Hanging Out With the Little Kids (A Brief Sketch)

We had an anarchic playdate today with the Whippets and the Kenilus. We met at the new East Bay location of Caffe Trieste. Three couples, three babies, two of them only five months old. I’m sure the management and the laptop-gazing clientele were eager to see us leave from the moment we showed up. This was my first multi-baby playdate. Mama Dog is a veteran of lunches with five or six or seven babies in attendance, but for me it’s usually been just Baby Dog and Baby Pirate. It’s a different dynamic entirely; you have to look in three directions to figure out for sure which one’s crying. The Whippets and the Kenilus were both astonished by Baby Dog’s chattiness and mobility. I remember that. When you spend your day with a five-month-old, a fourteen-month-old looks like an astounding creature from an Outer Limits episode.

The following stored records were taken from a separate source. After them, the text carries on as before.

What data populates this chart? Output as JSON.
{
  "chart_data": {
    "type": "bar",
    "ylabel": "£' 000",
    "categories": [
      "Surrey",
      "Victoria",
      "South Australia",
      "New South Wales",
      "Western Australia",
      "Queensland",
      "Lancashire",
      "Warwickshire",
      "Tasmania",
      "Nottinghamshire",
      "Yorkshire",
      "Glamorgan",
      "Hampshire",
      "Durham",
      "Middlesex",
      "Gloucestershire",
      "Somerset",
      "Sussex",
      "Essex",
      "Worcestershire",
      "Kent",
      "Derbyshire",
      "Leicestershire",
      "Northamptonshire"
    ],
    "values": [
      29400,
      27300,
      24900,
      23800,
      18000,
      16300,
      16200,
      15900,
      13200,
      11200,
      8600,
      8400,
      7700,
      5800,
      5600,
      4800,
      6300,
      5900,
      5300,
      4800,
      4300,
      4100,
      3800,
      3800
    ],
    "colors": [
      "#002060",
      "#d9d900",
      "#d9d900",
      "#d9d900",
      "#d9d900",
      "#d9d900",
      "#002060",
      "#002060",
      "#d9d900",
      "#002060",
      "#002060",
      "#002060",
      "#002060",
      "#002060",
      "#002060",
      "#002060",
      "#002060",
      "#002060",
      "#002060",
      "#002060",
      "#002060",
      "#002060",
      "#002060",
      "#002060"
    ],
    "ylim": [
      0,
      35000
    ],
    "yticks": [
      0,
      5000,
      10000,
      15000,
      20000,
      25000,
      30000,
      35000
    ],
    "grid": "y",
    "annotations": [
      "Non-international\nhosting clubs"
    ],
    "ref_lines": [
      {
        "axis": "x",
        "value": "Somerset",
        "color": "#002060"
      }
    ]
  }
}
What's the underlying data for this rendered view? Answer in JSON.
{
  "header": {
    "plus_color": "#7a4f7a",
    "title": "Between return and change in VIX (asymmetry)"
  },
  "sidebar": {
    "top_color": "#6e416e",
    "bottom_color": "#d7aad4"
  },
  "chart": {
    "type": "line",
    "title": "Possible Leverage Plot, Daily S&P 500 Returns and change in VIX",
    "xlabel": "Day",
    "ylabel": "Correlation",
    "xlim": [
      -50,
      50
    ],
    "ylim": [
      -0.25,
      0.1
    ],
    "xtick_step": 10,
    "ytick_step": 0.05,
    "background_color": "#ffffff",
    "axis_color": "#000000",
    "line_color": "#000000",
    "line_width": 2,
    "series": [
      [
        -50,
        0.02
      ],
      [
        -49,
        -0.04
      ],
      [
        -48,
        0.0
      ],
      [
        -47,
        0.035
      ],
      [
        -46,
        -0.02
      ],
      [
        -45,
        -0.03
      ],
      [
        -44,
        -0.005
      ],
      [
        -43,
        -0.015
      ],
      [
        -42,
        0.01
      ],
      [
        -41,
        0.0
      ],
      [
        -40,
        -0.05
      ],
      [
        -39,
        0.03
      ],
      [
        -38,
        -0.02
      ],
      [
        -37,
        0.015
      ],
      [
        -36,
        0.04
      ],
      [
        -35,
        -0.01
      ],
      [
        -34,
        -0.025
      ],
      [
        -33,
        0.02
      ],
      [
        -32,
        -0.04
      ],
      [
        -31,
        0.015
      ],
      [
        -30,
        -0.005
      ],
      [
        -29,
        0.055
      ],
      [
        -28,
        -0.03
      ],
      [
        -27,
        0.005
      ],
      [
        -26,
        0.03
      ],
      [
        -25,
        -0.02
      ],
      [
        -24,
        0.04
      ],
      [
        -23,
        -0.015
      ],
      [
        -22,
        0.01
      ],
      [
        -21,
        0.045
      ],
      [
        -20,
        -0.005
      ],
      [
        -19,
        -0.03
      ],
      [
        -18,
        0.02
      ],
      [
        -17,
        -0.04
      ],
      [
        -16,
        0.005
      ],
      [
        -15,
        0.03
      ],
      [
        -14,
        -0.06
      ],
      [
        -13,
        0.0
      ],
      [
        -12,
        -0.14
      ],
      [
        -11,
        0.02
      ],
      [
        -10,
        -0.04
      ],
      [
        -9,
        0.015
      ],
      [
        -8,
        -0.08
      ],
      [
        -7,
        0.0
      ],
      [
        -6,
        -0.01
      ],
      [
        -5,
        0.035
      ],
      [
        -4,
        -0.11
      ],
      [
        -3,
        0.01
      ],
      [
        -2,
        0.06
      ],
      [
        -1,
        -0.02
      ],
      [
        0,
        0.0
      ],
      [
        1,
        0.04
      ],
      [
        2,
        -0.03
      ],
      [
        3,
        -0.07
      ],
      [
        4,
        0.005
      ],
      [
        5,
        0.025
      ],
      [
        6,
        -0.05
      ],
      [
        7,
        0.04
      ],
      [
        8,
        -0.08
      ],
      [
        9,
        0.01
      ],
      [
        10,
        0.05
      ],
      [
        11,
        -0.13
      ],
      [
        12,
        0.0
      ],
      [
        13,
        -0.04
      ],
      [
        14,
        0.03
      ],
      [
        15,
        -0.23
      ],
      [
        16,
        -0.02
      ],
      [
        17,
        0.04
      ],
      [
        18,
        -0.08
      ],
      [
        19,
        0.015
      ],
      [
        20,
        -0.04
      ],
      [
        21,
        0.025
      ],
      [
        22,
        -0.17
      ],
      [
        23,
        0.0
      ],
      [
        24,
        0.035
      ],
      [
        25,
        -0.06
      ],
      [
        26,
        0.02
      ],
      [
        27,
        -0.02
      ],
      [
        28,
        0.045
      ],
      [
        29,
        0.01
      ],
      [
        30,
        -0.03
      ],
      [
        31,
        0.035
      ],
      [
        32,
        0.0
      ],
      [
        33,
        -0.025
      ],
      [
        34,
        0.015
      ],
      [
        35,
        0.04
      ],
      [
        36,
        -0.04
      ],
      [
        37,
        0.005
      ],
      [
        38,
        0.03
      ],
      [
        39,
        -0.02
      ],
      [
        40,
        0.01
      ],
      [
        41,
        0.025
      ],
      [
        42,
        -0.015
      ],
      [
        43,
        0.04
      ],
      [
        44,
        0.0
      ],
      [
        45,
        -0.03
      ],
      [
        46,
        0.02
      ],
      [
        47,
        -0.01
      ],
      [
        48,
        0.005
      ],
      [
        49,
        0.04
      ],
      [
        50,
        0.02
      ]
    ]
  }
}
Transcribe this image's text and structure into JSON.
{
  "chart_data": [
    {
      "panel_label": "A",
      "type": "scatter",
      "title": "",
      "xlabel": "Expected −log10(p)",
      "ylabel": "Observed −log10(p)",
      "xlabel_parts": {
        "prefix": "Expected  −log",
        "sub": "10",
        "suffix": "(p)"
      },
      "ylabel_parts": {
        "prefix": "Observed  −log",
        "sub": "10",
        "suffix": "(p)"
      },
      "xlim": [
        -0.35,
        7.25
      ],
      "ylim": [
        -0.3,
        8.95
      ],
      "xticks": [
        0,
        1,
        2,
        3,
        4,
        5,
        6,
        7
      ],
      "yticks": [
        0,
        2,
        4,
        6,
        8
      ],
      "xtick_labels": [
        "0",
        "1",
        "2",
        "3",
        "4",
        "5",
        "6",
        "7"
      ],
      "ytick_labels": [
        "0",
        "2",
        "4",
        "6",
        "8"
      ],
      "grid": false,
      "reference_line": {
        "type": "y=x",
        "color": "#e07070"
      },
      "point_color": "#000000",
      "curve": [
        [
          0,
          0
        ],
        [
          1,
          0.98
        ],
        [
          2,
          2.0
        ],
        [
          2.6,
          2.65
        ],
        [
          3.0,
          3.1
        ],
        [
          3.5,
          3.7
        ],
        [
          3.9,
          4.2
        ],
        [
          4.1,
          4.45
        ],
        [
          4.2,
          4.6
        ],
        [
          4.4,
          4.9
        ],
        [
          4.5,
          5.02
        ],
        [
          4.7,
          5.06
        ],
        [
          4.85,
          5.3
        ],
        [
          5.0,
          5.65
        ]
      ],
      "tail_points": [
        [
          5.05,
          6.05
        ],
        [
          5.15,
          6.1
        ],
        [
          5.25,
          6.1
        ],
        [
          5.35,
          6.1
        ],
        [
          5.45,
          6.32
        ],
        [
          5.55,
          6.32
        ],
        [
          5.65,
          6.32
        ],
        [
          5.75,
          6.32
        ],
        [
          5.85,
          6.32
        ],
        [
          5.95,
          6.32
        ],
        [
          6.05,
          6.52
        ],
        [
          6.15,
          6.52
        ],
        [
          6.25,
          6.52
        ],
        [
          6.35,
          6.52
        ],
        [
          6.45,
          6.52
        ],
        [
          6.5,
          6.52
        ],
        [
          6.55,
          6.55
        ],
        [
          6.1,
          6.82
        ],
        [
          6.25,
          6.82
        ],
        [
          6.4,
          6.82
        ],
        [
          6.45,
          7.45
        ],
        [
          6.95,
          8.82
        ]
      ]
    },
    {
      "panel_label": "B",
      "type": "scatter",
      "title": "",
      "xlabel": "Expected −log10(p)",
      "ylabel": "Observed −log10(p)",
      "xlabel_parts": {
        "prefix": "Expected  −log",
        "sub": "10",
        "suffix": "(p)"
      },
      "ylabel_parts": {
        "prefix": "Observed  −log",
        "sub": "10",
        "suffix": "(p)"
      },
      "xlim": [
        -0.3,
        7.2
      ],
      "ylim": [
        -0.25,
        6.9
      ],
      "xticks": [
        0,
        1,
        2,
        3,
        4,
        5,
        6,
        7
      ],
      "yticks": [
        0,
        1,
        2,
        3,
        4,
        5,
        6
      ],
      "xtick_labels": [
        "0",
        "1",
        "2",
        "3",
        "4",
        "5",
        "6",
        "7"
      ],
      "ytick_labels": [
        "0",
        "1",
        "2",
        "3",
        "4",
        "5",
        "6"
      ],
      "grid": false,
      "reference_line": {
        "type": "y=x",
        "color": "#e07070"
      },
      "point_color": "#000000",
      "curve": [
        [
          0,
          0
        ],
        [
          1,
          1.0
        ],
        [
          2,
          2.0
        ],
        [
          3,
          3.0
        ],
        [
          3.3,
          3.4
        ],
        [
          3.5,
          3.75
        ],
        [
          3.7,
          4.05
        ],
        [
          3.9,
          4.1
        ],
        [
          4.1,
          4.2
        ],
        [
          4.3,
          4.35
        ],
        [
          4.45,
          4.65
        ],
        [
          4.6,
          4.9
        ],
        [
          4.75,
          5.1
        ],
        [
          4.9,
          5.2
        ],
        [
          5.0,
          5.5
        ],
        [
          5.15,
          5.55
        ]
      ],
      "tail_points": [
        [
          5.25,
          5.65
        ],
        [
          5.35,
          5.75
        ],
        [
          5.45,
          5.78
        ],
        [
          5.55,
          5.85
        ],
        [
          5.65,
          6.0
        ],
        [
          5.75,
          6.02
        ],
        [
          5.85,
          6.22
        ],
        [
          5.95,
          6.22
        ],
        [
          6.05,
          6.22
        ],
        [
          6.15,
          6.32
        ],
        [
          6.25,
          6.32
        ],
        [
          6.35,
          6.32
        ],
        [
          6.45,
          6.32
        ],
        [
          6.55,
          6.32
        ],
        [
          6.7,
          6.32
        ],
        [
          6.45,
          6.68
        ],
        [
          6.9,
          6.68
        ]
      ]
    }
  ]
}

Nobody gave us the hairy eyeball about all the baby noise, which was nice. We were just there for a coffee. I had a slice of some really great zebra cake and an entire pot of Earl Grey tea. When I went to the sideboard to get milk for my tea, I was confounded to find pitchers containing nonfat, half and half, and soy, and nothing else. Nothing between nonfat and cream? Is the place patronised only by cadaverous supermodels and porky suburbanites? I had to wait in line to get some of the 2% waiting by the espresso machine behind the counter.

Baby Whippet and Baby Kenilu were born less than a week apart and their parents, who became friends when they discovered their congruent due dates at Baby Dog’s baek-il, have been working hard to ensure that their sons grow up to be best of friends from the cradle. Right now, their interactions seem to consist of being held face to face until one of them starts to cry, which might not be the best foundation for bosom budhood, but you do what you can until they become interactive. We’re still waiting for Baby Dog and Baby Pirate to truly grok one another.

After coffee, we all trooped over to San Pablo Park, where Baby Dog delighted both herself and the parents of the small children by swinging in a baby swing. “I can’t wait until he can do that,” Kenilu said of his progeny. I remember that, too. It used to seem incredible just to think that Baby Dog would one day hold her head upright. Now look at her.